Environment scheduling
When you start a task without specifying an environment, Grackle's dispatch phase automatically assigns it to an available environment based on:
- Concurrency limits — each environment has a maximum number of concurrent sessions
- Environment resolution — the task inherits its workspace's linked environment, or Grackle picks the best available one
- Queue management — tasks wait in a dispatch queue until an environment slot opens
This means at Level 3+, you can just create and start tasks without worrying about which environment runs them.
Personas for specialization
Different tasks benefit from different agent configurations. Use personas to specialize:
| Persona | Purpose |
|---|---|
| Orchestrator | Decomposes work, coordinates agents |
| Engineer | Implements features, writes code |
| Reviewer | Reviews code, posts findings, doesn't modify files |
| Researcher | Explores codebase, documents patterns, reads only |
Each persona can have different runtimes, models, system prompts, and tool access. A reviewer persona might use disallowedTools to block write operations, while an engineer gets full access.
Findings as coordination
Findings are the main mechanism for inter-agent knowledge sharing. Key patterns:
- Seed findings — Post architectural decisions and constraints before starting agents
- Discovery findings — Agents post observations as they work (bugs, patterns, dependencies)
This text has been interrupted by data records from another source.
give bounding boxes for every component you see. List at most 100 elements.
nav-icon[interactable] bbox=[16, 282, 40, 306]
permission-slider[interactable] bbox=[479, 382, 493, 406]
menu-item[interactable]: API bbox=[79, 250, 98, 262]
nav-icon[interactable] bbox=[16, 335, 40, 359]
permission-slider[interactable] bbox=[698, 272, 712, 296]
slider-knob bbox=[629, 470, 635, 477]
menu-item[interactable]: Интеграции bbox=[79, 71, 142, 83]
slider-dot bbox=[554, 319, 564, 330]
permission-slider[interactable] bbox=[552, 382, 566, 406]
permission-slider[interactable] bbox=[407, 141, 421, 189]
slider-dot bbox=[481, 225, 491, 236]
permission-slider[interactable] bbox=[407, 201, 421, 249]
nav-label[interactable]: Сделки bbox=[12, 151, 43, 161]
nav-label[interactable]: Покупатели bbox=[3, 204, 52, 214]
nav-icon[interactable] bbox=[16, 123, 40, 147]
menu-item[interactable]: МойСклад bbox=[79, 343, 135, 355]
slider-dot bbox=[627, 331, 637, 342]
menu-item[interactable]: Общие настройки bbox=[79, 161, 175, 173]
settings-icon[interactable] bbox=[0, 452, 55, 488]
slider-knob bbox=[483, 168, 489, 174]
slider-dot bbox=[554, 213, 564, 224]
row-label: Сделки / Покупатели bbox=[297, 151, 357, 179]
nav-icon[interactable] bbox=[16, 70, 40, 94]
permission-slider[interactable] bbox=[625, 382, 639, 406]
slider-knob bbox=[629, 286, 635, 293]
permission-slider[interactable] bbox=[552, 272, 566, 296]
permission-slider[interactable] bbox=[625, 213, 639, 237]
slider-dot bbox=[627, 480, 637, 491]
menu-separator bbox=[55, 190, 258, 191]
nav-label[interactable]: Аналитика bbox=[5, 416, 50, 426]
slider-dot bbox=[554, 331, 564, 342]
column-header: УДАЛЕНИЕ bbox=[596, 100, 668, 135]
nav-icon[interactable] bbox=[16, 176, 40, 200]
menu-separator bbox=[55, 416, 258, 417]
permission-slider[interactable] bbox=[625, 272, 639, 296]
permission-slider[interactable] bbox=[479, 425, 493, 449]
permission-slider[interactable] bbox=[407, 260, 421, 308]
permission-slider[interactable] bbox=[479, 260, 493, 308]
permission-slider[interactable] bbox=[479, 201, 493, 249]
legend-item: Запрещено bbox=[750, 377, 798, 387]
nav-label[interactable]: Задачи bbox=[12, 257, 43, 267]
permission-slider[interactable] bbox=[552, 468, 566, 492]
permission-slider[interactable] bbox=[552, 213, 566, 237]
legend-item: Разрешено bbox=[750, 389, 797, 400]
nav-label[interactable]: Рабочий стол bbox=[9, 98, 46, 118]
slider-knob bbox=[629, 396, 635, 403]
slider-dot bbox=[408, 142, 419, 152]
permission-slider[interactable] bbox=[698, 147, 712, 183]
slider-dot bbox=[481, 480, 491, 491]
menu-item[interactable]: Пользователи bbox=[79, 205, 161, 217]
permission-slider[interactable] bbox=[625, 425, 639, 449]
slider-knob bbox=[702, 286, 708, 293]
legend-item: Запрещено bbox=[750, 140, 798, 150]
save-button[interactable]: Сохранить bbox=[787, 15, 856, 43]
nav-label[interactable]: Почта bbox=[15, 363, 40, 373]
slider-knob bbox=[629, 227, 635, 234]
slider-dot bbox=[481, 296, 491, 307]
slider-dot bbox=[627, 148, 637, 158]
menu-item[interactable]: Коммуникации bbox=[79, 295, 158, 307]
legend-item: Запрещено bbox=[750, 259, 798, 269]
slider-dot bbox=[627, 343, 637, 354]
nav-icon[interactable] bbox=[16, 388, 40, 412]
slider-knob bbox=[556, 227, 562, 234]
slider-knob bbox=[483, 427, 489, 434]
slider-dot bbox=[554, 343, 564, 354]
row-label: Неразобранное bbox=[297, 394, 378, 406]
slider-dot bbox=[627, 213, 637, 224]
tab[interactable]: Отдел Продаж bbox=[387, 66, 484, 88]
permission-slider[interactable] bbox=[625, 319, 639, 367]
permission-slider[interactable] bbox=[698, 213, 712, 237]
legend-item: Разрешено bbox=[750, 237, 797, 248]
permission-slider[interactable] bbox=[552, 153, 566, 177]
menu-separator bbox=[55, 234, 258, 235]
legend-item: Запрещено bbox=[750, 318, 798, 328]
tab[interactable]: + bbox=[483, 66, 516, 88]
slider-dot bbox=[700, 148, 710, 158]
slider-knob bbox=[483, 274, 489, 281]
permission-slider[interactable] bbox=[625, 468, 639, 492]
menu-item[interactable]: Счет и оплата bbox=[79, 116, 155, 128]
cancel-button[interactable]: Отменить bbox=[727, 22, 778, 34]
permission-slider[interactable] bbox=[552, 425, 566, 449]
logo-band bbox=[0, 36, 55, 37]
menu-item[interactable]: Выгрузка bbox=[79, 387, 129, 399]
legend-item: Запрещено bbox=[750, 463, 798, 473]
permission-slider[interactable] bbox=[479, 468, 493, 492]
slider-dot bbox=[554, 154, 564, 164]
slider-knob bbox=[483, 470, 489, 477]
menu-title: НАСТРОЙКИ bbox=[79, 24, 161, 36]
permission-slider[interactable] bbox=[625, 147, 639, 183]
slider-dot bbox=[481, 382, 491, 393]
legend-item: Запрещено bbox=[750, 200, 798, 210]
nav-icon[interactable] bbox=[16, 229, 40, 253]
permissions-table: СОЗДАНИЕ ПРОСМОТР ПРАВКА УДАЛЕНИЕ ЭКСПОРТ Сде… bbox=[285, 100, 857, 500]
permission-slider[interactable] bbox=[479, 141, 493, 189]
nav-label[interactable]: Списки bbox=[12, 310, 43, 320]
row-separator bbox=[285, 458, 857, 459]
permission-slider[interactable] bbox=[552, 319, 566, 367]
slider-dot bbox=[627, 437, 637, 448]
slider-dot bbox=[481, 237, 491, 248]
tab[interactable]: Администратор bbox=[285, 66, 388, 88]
- Decision findings — Record design choices so other agents know why something was done
Every agent that starts a task automatically receives recent findings in its system context, so it starts with the collective knowledge of all agents that came before it.
Tips
- Start simple. Use Level 1-2 for a while before introducing orchestration.
- Limit decomposition depth. Deep task trees add coordination overhead. 2-3 levels is usually enough.
- Use findings liberally. They're cheap and solve most coordination problems.
- Review intermediate results. Don't let an orchestrator run unsupervised on critical work.
- Match environments to workload. Use Docker for isolation, local for speed, Codespaces for team access.